Paru dans Scolaire, Périscolaire le lundi 14 février 2011.

Quel est l'intérêt des jeux sérieux dans les domaines de l'enseignement et de l'apprentissage? Comment définir de "bons jeux" pour l'éducation? Initient-ils une révolution pédagogique dans la classe? Pour Julien Llanas, chargé de mission dans l'académie de Créteil, responsable du suivi et du développement des pratiques pédagogiques intégrant le jeu vidéo et la 3D (page web ici), leur introduction à l'école doit s'accompagner d'une mise en commun des bonnes pratiques. L'enseignant doit pouvoir exprimer ses besoins pour créer une sorte de cahier des charges, à disposition de l'industriel. Le chercheur assurerait une fonction de tuteur. Julien Llanas s'en explique pour ToutEduc.

ToutEduc: Comment définir les Serious Games?

Julien Llanas: Pour les chercheurs en ludo-sciences, sont dits "serious games" les jeux qui présentent un potentiel en terme de délivrance de connaissances, et dont le premier objectif n'est pas le divertissement. Le "serious gaming" désigne le fait de jouer sérieusement, d'utiliser les jeux pour atteindre l'apprentissage et la connaissance. La pratique de ces jeux video en classe est classée en 3 catégories: Le détournement; L'utilisation de jeux sérieux comme but en soi; L'aspect de création.

ToutEduc: Peut-on évaluer l'impact de ces jeux en termes de pédagogie?

Julien Llanas: Les gains d'un point de vue pédagogiques relèvent de divers domaines chez l'élève: la motivation, l'estime de soi, la facilité à déplacer des barrières d'abstraction, en mathématiques par exemple ou encore pour l'analyse du récit. Ces jeux contribuent aussi au développement psychomoteur des jeunes élèves et à la stimulation de la créativité. Ces gains, marginaux en classes ordinaires, sont très importants dans certaines structures comme les classes relais, ou celles où l'enseignement dispensé est progressif (classes accueillant des élèves présentant un handicap cognitif, des enfants à haut potentiel intellectuel etc.).

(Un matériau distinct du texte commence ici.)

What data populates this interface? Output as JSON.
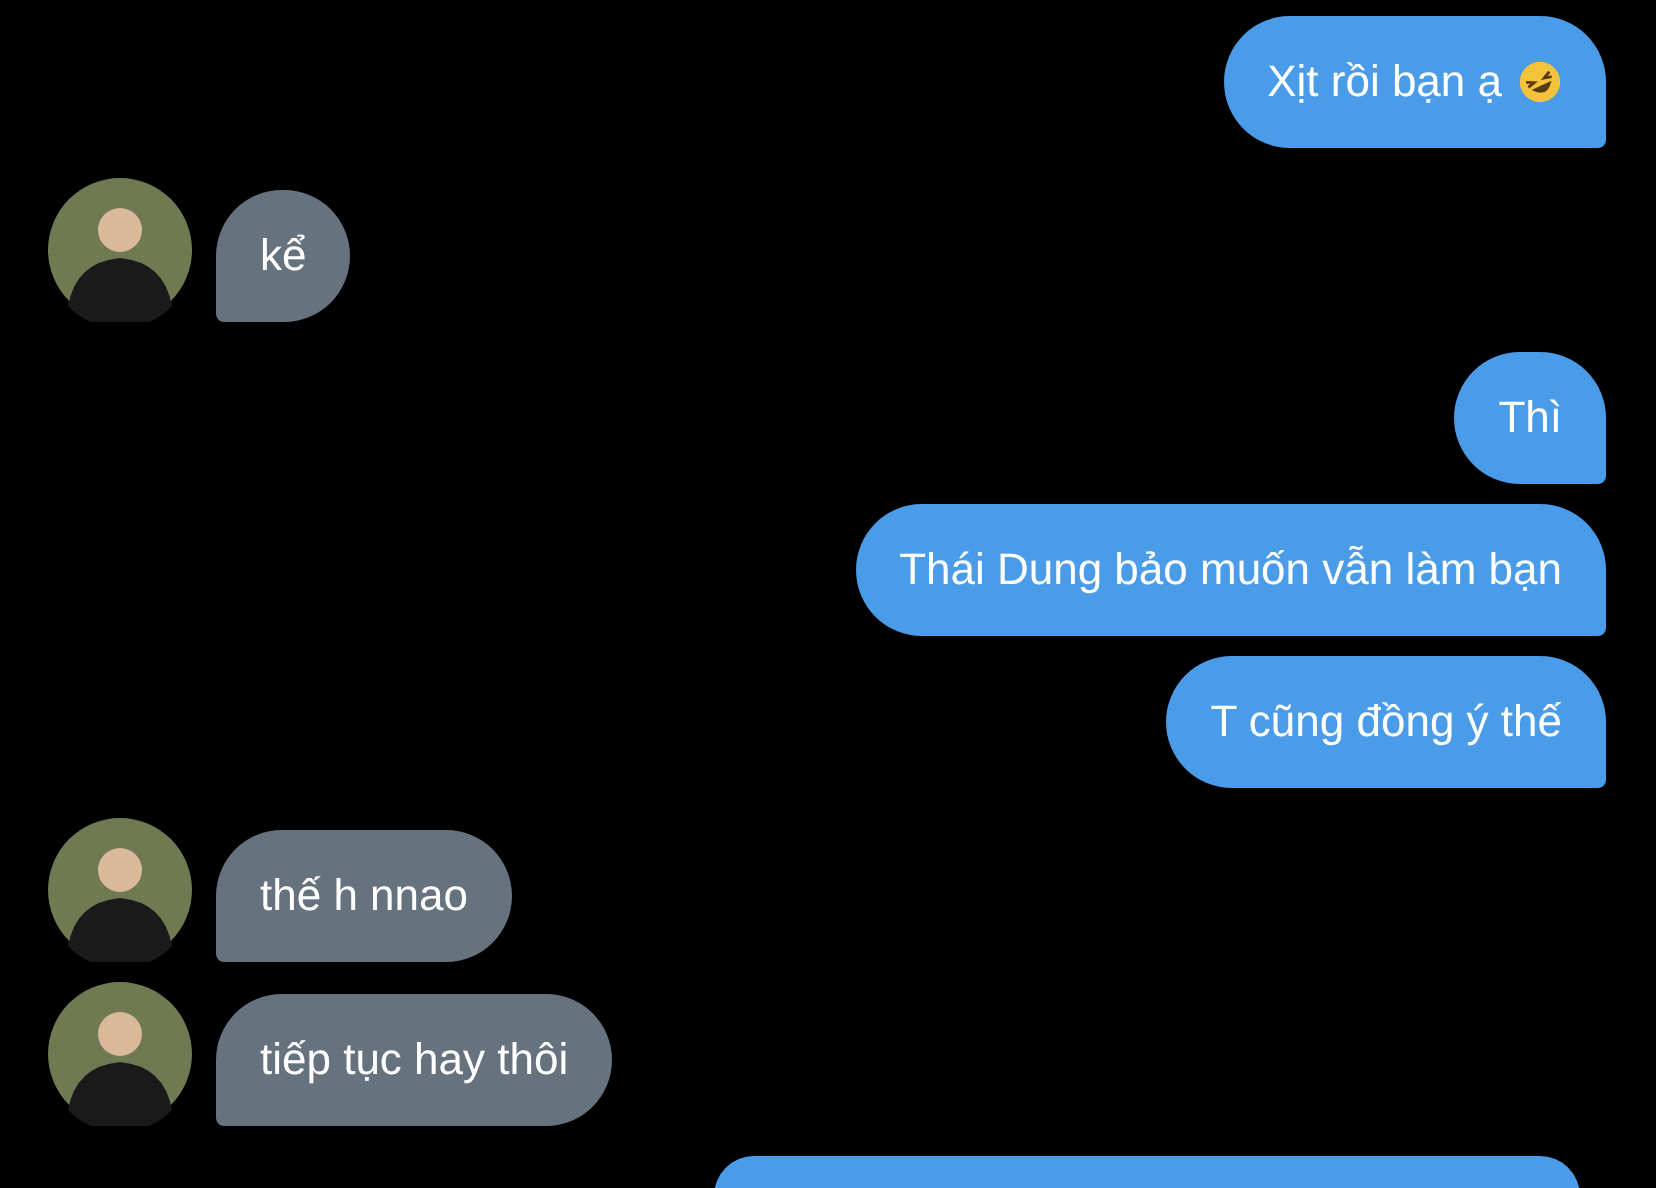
{
  "messages": [
    {
      "kind": "outgoing",
      "text": "Xịt rồi bạn ạ",
      "emoji_icon": true
    },
    {
      "kind": "incoming",
      "text": "kể"
    },
    {
      "kind": "outgoing",
      "text": "Thì"
    },
    {
      "kind": "outgoing",
      "text": "Thái Dung bảo muốn vẫn làm bạn"
    },
    {
      "kind": "outgoing",
      "text": "T cũng đồng ý thế"
    },
    {
      "kind": "incoming",
      "text": "thế h nnao"
    },
    {
      "kind": "incoming",
      "text": "tiếp tục hay thôi"
    },
    {
      "kind": "outgoing"
    }
  ]
}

Le recours à ces nouvelles technologies pourrait faciliter l'application d'une pédagogie différenciée, centrée sur les compétences de chaque élève, comme la mise en pratique d'une pédagogie constructiviste, où l'enfant construit son propre savoir.

ToutEduc: Pourquoi la pratique des jeux sérieux est-elle encore peu développée en France?

Julien Llanas: Le jeu vidéo est déjà employé dans plusieurs pays du nord de l'Europe, où il est directement intégré au système éducatif. Aux Etats-Unis, certains chercheurs proposent un curriculum de la sixième à la terminale fondé sur la pédagogie des jeux. L'une des raisons de leur faible développement en France est que les pratiques innovantes des enseignants sont certes valorisées à l'échelle locale, mais encore peu à l'échelle nationale. Il me semble qu’un programme d’introduction du jeu vidéo doit pouvoir s'appuyer sur une mise en communauté des pratiques, un réseau réunissant les enseignants volontaires et motivés avec des chercheurs et des industriels. L'enseignant doit pouvoir exprimer ses besoins pour créer une sorte de cahier des charges, à disposition de l'industriel. Le chercheur assurerait une fonction de tuteur, capable de familiariser l'enseignant avec ses méthodes de recherche action, tout en l'aidant à prendre du recul sur sa pédagogie. Au sein de l'académie de Créteil, les liens entre le personnel en charge de l'innovation pédagogique et les chercheurs en sciences cognitive sont étroits: nous travaillons avec le groupe compas, un groupe de chercheurs du département d’études cognitives de l’Ecole normale supérieure. Compas travaille à la frontière des sciences cognitives, de l’éducation et des technologies, pour permettre le croisement des résultats expérimentaux et théoriques de la recherche et des contextes pédagogiques. Nous avons aussi des relations suivies avec le laboratoire STEF de l’ENS Cachan et le l’équipe Mocah du laboratoire d’informatique de Paris 6.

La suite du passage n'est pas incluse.